Later on Tuesday, while waiting for the train at the Orange Line T Station, a young man who said he just came from prayer service at the mosque up the street, said to Kathy, my 10 year old grandson Braeden, and me, "Mayor, I listened to you and Mel King recently speaking to the community in the Mission public housing development here in Roxbury about your effort to get people working together for peace and unity in our troubled neighborhoods. There was a big crowd there and I think the teenagers there got a lot out of it. Very informative and respectful. But I didn't read one single word about it in the press.

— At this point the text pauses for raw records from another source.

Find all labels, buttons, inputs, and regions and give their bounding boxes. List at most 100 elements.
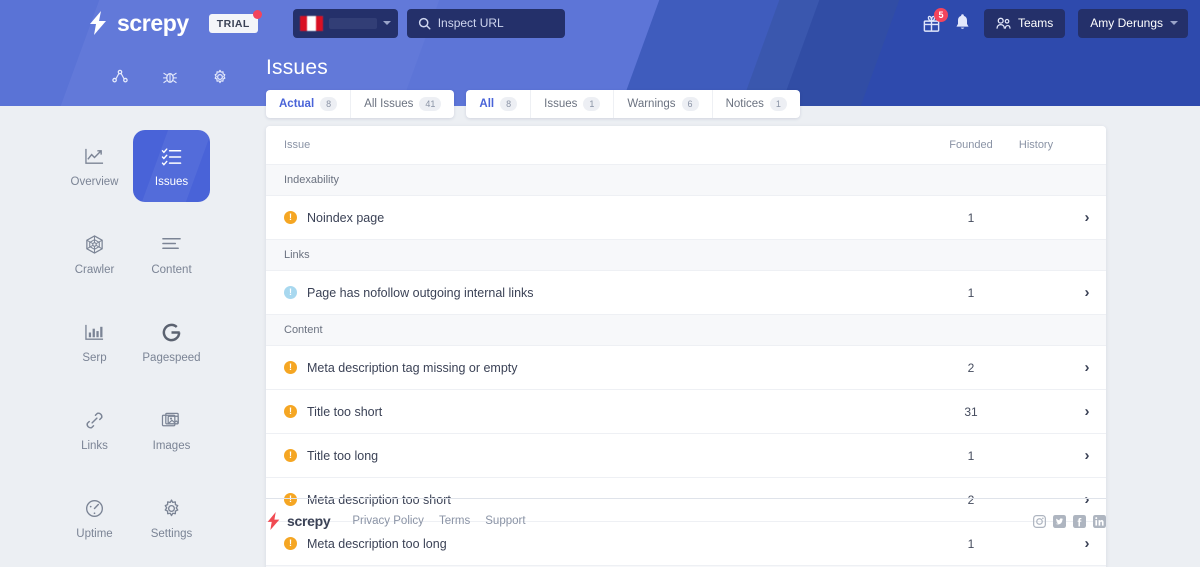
column-header-history: History <box>1004 126 1068 165</box>
screpy-bolt-icon <box>90 11 106 35</box>
chevron-right-icon[interactable]: › <box>1068 359 1106 376</box>
tab-label: Issues <box>544 98 578 110</box>
inspect-url-label: Inspect URL <box>437 16 504 30</box>
trial-badge[interactable]: TRIAL <box>208 9 262 33</box>
tab-label: Notices <box>725 98 764 110</box>
gift-button[interactable]: 5 <box>922 7 948 33</box>
sidebar-item-issues[interactable]: Issues <box>133 130 210 202</box>
table-group-row: Links <box>266 239 1106 271</box>
search-icon <box>418 17 431 30</box>
table-row[interactable]: ! Title too long 1 › <box>266 433 1106 478</box>
checklist-icon <box>161 145 182 169</box>
sidebar-item-links[interactable]: Links <box>56 394 133 466</box>
user-name-label: Amy Derungs <box>1090 16 1163 30</box>
trial-badge-label: TRIAL <box>216 17 250 30</box>
issue-history <box>1004 195 1068 240</box>
issue-label: Title too short <box>307 404 383 419</box>
issue-founded: 2 <box>938 345 1004 390</box>
tab-label: Actual <box>279 98 315 110</box>
brand-logo[interactable]: screpy TRIAL <box>88 9 262 37</box>
issue-history <box>1004 345 1068 390</box>
group-label: Indexability <box>266 164 1106 196</box>
teams-label: Teams <box>1017 16 1054 30</box>
footer-link-terms[interactable]: Terms <box>439 515 470 527</box>
twitter-icon[interactable] <box>1053 514 1066 528</box>
bar-chart-icon <box>84 321 105 345</box>
text-lines-icon <box>161 233 182 257</box>
tab-count: 41 <box>419 97 442 111</box>
sidebar-item-settings[interactable]: Settings <box>133 482 210 554</box>
sidebar-item-label: Settings <box>150 527 193 540</box>
group-label: Content <box>266 314 1106 346</box>
footer: screpy Privacy Policy Terms Support <box>266 498 1106 530</box>
gift-badge-count: 5 <box>933 7 948 22</box>
tab-all-issues[interactable]: All Issues 41 <box>351 90 454 118</box>
teams-button[interactable]: Teams <box>983 8 1066 38</box>
bug-icon[interactable] <box>161 68 179 91</box>
sidebar-item-label: Uptime <box>76 527 113 540</box>
severity-notice-icon: ! <box>284 286 297 299</box>
issue-label: Title too long <box>307 448 379 463</box>
table-group-row: Content <box>266 314 1106 346</box>
tab-issues[interactable]: Issues 1 <box>531 90 615 118</box>
column-header-issue: Issue <box>266 126 938 165</box>
table-row[interactable]: ! Page has nofollow outgoing internal li… <box>266 270 1106 315</box>
issue-history <box>1004 389 1068 434</box>
tab-all[interactable]: All 8 <box>466 90 532 118</box>
chevron-right-icon[interactable]: › <box>1068 284 1106 301</box>
sidebar-nav: Overview Issues Crawler Content Serp Pag… <box>0 106 266 554</box>
inspect-url-input[interactable]: Inspect URL <box>406 8 565 38</box>
tab-notices[interactable]: Notices 1 <box>713 90 800 118</box>
top-bar-right: 5 Teams Amy Derungs <box>922 7 1188 38</box>
images-icon <box>161 409 182 433</box>
table-row[interactable]: ! Noindex page 1 › <box>266 195 1106 240</box>
peru-flag-icon <box>299 15 323 31</box>
sidebar-item-serp[interactable]: Serp <box>56 306 133 378</box>
footer-link-privacy-policy[interactable]: Privacy Policy <box>352 515 424 527</box>
chevron-right-icon[interactable]: › <box>1068 535 1106 552</box>
issue-founded: 1 <box>938 433 1004 478</box>
table-row[interactable]: ! Meta description tag missing or empty … <box>266 345 1106 390</box>
sidebar-item-images[interactable]: Images <box>133 394 210 466</box>
footer-social <box>1033 514 1106 528</box>
issue-label: Meta description tag missing or empty <box>307 360 518 375</box>
sidebar-item-pagespeed[interactable]: Pagespeed <box>133 306 210 378</box>
footer-link-support[interactable]: Support <box>485 515 525 527</box>
sidebar-item-label: Issues <box>154 175 189 188</box>
column-header-actions <box>1068 126 1106 165</box>
tab-actual[interactable]: Actual 8 <box>266 90 352 118</box>
sitemap-icon[interactable] <box>111 68 129 91</box>
sidebar-item-crawler[interactable]: Crawler <box>56 218 133 290</box>
gear-icon[interactable] <box>211 68 229 91</box>
instagram-icon[interactable] <box>1033 514 1046 528</box>
tab-count: 1 <box>769 97 787 111</box>
tab-warnings[interactable]: Warnings 6 <box>614 90 713 118</box>
linkedin-icon[interactable] <box>1093 514 1106 528</box>
user-menu-button[interactable]: Amy Derungs <box>1078 8 1188 38</box>
sidebar-item-label: Overview <box>70 175 119 188</box>
chevron-right-icon[interactable]: › <box>1068 447 1106 464</box>
sidebar-item-label: Links <box>81 439 108 452</box>
issue-founded: 1 <box>938 195 1004 240</box>
sidebar-item-content[interactable]: Content <box>133 218 210 290</box>
tab-group-primary: Actual 8 All Issues 41 <box>266 90 455 118</box>
severity-warning-icon: ! <box>284 537 297 550</box>
severity-warning-icon: ! <box>284 405 297 418</box>
site-selector[interactable] <box>292 8 398 38</box>
footer-brand[interactable]: screpy <box>266 512 331 530</box>
screpy-bolt-icon <box>267 512 280 530</box>
sidebar-item-uptime[interactable]: Uptime <box>56 482 133 554</box>
notifications-button[interactable] <box>954 14 971 32</box>
link-icon <box>84 409 105 433</box>
top-bar: screpy TRIAL Inspect URL 5 Teams Amy Der… <box>0 0 1200 46</box>
trial-badge-dot <box>252 9 262 19</box>
page-title: Issues <box>266 56 328 79</box>
chevron-right-icon[interactable]: › <box>1068 209 1106 226</box>
tab-group-secondary: All 8 Issues 1 Warnings 6 Notices 1 <box>466 90 800 118</box>
table-row[interactable]: ! Title too short 31 › <box>266 389 1106 434</box>
chevron-right-icon[interactable]: › <box>1068 403 1106 420</box>
sidebar-item-label: Images <box>152 439 191 452</box>
facebook-icon[interactable] <box>1073 514 1086 528</box>
sidebar-item-overview[interactable]: Overview <box>56 130 133 202</box>
tab-count: 6 <box>681 97 699 111</box>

Violence, terrorism and crime are big news, I understand that, but why wasn't that positive meeting important news as well."

I told him that the press has staff limitations, but I bet if somebody had written a letter to the local newspaper that it probably would have been published. "Most reporters want to be fair and objective, but as I've experienced over the years, they oftentimes have to depend on people from the community to alert them to any positive events, not just protests and demonstrations."

Honestly, I don't care what left wing or right wing activists and media people have to say. They usually are grandstanding for attention and we've learned that a few haters can dominate the news. Before we could turn these haters and uninformed people out, but not anymore. Unfortunately, our country and civilized society are paying a heavy price, especially our children. Tragically, anybody can say anything they want, even if it is not true or hurtful to innocent people. But don't expect it to change anytime soon.

What a great New Year's Revolution it would be for all of us to make -- that is to not listen, read or spread any hateful things about anybody in 2017. Let's stop the hateful rhetoric, it's not American.



- Raymond L. Flynn is the former U.S. Ambassador to the Holy See and Mayor of Boston.